W3. Lack of targeted modification mechanism
Thank you for the insightful comment. CHINR is designed to leverage the hierarchical structure of INR parameters for layer-wise semantic control, rather than direct attribute editing. Although it doesn't currently support direct modifications like changing lip color, it can be extended with attribute supervision (in Stage 1) or latent manipulation to enable targeted edits—an exciting direction for future work.
Reference
[1] Bauer, Matthias, et al. Spatial functa: Scaling functa to imagenet classification and generation. 2023.
[2] Park, Dogyun, et al. DDMI: Domain-Agnostic Latent Diffusion Models for Synthesizing High-Quality Implicit Neural Representations. ICLR, 2024.
[3] Wang, Ruohan, et al. Structured prediction for conditional meta-learning. Neurips, 2020.
[4] Baik, Sungyong, et al. Meta-learning with adaptive hyperparameters. Neurips, 2020.
Solved most of my concerns. I will keep my positive ratings.
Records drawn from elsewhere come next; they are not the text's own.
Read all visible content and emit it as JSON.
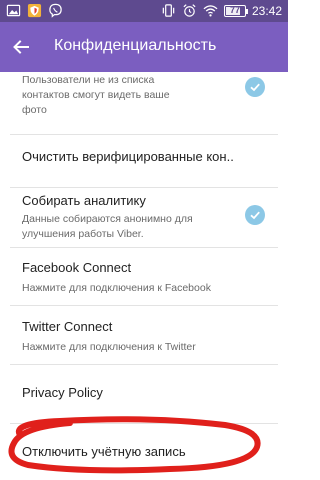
{
  "status_bar": {
    "time": "23:42",
    "battery_level": 0.77,
    "battery_text": "77",
    "left_icons": [
      "image-icon",
      "shield-app-icon",
      "viber-status-icon"
    ],
    "right_icons": [
      "vibrate-icon",
      "alarm-icon",
      "wifi-icon"
    ]
  },
  "app_bar": {
    "title": "Конфиденциальность",
    "back_icon": "arrow-left-icon",
    "background": "#7b5ec0"
  },
  "items": [
    {
      "id": "hidden-contacts",
      "subtitle_lines": [
        "Пользователи не из списка",
        "контактов смогут видеть ваше",
        "фото"
      ],
      "checked": true
    },
    {
      "id": "clear-verified",
      "title": "Очистить верифицированные кон.."
    },
    {
      "id": "analytics",
      "title": "Собирать аналитику",
      "subtitle_lines": [
        "Данные собираются анонимно для",
        "улучшения работы Viber."
      ],
      "checked": true
    },
    {
      "id": "facebook-connect",
      "title": "Facebook Connect",
      "subtitle_lines": [
        "Нажмите для подключения к Facebook"
      ]
    },
    {
      "id": "twitter-connect",
      "title": "Twitter Connect",
      "subtitle_lines": [
        "Нажмите для подключения к Twitter"
      ]
    },
    {
      "id": "privacy-policy",
      "title": "Privacy Policy"
    },
    {
      "id": "deactivate-account",
      "title": "Отключить учётную запись"
    }
  ],
  "colors": {
    "status_bar": "#5e4a8f",
    "accent": "#7b5ec0",
    "check": "#8cc8e6",
    "marker": "#e0201b"
  }
}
The paper introduces a genuinely novel and well-motivated approach to controllable generation within the INR framework. The core contribution – linking parameter hierarchy to semantic control via conditional modeling – is significant and opens up new possibilities for generative INRs. The method is technically sound and supported by extensive experiments demonstrating the key claim of hierarchical controllability across diverse data types. While limitations regarding scalability, interpretability, and targeted editing exist, they are reasonably acknowledged as scope limitations or avenues for future work. The strong consensus among reviewers, bolstered by effective author rebuttals, supports acceptance. This work is a valuable addition to the literature on generative modeling and implicit neural representations.